I'm reading a piece of research about the type of psychotherapy I practice. My intuition is that the use of statistics in the paper is flawed, but I am ideologically motivated to find flaws in this particular piece of research and my knowledge of statistics is fairly basic. For these reasons, I won't link to the paper.
All the authors of the paper are psychotherapists trained in the same type of therapy. They created a questionnaire to be used by an observer trained in that therapy to rate the degree to which a therapist worked within that therapy in a given session. (i.e. It is a test of adherence.) The authors distributed this questionnaire to about 200 participants (all trained in the therapy of interest) along with videos of 4 therapy sessions; 2 by therapists trained in the therapy of interest and 2 by therapists trained in another therapy. Participants scored the first two videos more highly (each approx. mean = 16.5, sd = 0.2) than the second two videos (each approx. mean = 4.5, sd = 0.25), indicating that use of the questionnaire was clearly distinguishing between therapy delivered by people trained in the therapy of interest and therapy delivered by people trained in the other therapy.

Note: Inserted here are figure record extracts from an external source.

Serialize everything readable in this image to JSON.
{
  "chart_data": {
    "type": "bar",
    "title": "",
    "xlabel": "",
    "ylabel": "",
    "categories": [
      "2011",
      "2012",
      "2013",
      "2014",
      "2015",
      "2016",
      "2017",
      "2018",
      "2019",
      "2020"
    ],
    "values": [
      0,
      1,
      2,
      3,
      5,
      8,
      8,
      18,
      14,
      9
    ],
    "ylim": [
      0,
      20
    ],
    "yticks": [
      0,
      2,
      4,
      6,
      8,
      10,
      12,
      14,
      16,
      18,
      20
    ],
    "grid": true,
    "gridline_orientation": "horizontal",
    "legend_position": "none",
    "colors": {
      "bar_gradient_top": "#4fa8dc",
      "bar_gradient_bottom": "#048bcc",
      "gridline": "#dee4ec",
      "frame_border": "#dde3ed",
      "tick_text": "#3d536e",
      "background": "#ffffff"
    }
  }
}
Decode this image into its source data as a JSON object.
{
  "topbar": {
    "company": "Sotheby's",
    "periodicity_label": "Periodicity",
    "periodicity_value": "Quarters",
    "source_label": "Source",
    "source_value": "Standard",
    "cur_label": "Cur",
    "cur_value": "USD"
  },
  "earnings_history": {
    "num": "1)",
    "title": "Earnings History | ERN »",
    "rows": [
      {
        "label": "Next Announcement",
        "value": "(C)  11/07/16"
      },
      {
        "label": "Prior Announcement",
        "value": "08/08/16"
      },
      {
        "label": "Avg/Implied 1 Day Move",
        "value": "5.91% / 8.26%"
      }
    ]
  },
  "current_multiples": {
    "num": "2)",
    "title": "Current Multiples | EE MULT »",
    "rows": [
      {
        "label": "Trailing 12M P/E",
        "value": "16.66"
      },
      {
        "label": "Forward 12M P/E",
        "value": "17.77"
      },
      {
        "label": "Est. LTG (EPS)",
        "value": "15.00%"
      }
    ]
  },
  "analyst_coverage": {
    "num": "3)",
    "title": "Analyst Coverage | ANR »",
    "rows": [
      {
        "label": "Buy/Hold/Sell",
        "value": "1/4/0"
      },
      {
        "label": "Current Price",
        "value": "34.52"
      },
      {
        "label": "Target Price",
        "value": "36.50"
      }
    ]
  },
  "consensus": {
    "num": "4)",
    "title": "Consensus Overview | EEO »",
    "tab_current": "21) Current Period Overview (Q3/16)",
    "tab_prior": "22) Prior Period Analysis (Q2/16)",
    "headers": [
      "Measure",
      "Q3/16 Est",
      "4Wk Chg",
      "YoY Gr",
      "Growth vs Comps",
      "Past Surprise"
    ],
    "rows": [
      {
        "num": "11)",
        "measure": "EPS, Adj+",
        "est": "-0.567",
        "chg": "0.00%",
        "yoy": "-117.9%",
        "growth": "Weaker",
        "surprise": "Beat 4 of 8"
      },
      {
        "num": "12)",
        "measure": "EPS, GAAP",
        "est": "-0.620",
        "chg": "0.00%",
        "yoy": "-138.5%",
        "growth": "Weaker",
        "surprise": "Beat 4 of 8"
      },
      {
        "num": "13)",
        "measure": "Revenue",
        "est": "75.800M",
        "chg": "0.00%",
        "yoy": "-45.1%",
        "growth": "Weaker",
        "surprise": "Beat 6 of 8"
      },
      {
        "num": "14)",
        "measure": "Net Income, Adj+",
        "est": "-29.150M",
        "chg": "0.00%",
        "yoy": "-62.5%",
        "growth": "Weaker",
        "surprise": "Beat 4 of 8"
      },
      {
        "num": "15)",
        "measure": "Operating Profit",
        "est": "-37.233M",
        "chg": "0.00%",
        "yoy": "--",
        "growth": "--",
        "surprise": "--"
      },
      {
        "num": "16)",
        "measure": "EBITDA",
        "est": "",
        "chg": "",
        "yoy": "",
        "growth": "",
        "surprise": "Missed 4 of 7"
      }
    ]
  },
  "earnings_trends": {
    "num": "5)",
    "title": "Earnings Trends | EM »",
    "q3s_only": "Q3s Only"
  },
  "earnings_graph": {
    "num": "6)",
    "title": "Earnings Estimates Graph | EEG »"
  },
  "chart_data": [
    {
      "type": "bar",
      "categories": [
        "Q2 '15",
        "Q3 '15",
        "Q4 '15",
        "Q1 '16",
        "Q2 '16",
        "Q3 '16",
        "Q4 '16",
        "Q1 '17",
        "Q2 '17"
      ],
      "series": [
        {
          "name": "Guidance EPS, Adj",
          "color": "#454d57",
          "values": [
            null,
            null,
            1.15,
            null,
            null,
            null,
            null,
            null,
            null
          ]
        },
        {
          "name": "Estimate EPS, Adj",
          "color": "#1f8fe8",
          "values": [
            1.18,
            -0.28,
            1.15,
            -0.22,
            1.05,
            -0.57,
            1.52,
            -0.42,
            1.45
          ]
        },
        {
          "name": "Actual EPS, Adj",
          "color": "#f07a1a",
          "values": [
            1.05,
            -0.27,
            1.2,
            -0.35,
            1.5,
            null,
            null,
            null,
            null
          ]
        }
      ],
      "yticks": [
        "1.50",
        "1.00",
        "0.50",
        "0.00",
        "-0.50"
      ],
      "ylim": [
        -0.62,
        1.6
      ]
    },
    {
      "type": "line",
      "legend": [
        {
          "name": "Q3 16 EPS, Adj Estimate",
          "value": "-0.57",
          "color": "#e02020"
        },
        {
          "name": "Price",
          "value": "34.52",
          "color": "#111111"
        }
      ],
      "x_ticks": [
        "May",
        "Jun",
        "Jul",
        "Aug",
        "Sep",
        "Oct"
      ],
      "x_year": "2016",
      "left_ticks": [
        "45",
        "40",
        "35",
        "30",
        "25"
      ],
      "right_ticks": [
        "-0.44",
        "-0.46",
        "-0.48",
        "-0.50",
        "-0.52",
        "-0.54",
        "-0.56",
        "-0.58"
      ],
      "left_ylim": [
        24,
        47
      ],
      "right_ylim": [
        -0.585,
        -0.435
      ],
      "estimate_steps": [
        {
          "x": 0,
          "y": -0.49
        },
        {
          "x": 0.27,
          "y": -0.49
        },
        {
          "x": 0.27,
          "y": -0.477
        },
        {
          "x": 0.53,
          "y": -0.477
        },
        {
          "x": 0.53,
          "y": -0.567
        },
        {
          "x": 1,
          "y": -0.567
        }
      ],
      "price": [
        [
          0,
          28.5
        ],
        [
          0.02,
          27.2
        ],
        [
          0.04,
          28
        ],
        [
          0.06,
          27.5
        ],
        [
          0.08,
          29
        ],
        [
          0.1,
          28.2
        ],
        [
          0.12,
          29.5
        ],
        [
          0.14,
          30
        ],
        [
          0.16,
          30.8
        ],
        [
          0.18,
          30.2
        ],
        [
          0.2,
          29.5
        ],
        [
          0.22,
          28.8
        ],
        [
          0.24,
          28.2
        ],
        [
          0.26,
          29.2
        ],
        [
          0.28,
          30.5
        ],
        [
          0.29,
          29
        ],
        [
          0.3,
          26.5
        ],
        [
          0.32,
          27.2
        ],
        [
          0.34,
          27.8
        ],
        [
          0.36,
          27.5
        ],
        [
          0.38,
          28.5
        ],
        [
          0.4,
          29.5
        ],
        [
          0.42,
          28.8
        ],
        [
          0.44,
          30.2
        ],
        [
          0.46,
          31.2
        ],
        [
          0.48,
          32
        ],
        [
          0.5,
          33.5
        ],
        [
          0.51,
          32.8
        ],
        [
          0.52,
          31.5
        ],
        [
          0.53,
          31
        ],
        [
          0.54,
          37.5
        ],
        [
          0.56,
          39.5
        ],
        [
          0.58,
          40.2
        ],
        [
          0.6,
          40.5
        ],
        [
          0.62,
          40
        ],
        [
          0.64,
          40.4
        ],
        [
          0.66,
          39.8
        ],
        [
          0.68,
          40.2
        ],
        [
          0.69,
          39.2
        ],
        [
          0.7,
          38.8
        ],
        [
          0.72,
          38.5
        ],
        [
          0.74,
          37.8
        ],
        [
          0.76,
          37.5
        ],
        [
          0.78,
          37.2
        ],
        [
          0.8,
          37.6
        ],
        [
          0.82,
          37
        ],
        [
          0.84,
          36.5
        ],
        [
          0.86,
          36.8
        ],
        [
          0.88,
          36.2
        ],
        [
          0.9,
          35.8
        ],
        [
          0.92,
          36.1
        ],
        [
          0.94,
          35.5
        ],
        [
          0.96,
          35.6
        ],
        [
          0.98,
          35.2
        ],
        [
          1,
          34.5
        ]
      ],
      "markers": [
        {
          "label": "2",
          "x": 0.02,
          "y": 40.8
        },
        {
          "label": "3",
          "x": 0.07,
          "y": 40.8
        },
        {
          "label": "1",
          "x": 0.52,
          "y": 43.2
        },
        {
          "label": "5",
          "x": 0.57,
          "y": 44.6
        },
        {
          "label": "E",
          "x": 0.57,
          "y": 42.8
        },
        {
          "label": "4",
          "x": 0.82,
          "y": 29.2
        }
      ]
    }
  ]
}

The authors presented the mean and sd values above as part of a "one way repeated measures ANOVA" test, which they said demonstrated statistical significance.
They then performed a ROC analysis to determine the threshold score that divided the therapy of interest from other types of therapy and got a value of 11.
I have two concerns:
1: Statology says that, "A repeated measures one-way ANOVA is used to determine whether or not there is a statistically significant difference between the means of three or more groups in which the same subjects show up in each group." I can see how there could be 4 groups here (1 group of scores for each of the 4 videos) but, taking Statology's wording literally, that would mean that the observer-raters are the subjects rather than the videoed sessions that they are rating. If the purpose of the research is to find a way to distinguish between the therapy of interest and other types of therapy then surely what we actually have is two groups (2 samples of the therapy of interest and 2 from another therapy.) If we only have 4 samples then I assume that tests of statistical significance are not yet appropriate. I am open to being told that I'm thinking about this incorrectly and would welcome any comments.
2: Wikipedia says that ROC analysis was developed in order to determine what strength of signal should be considered an object worth displaying on radar. I assume that task is necessarily binary in order to limit the amount of information that a radar operator has to parse. I don't see the applicability of a threshold to a scale to determine whether someone is adhering to a particular kind of therapy (especially if we only have 4 samples and we've only rated 2 types of therapy.) Again, I would welcome any comments, including any corrections of my perspective.
I don't know enough to determine whether I've posted enough information regarding the study. Please say if I should give more details.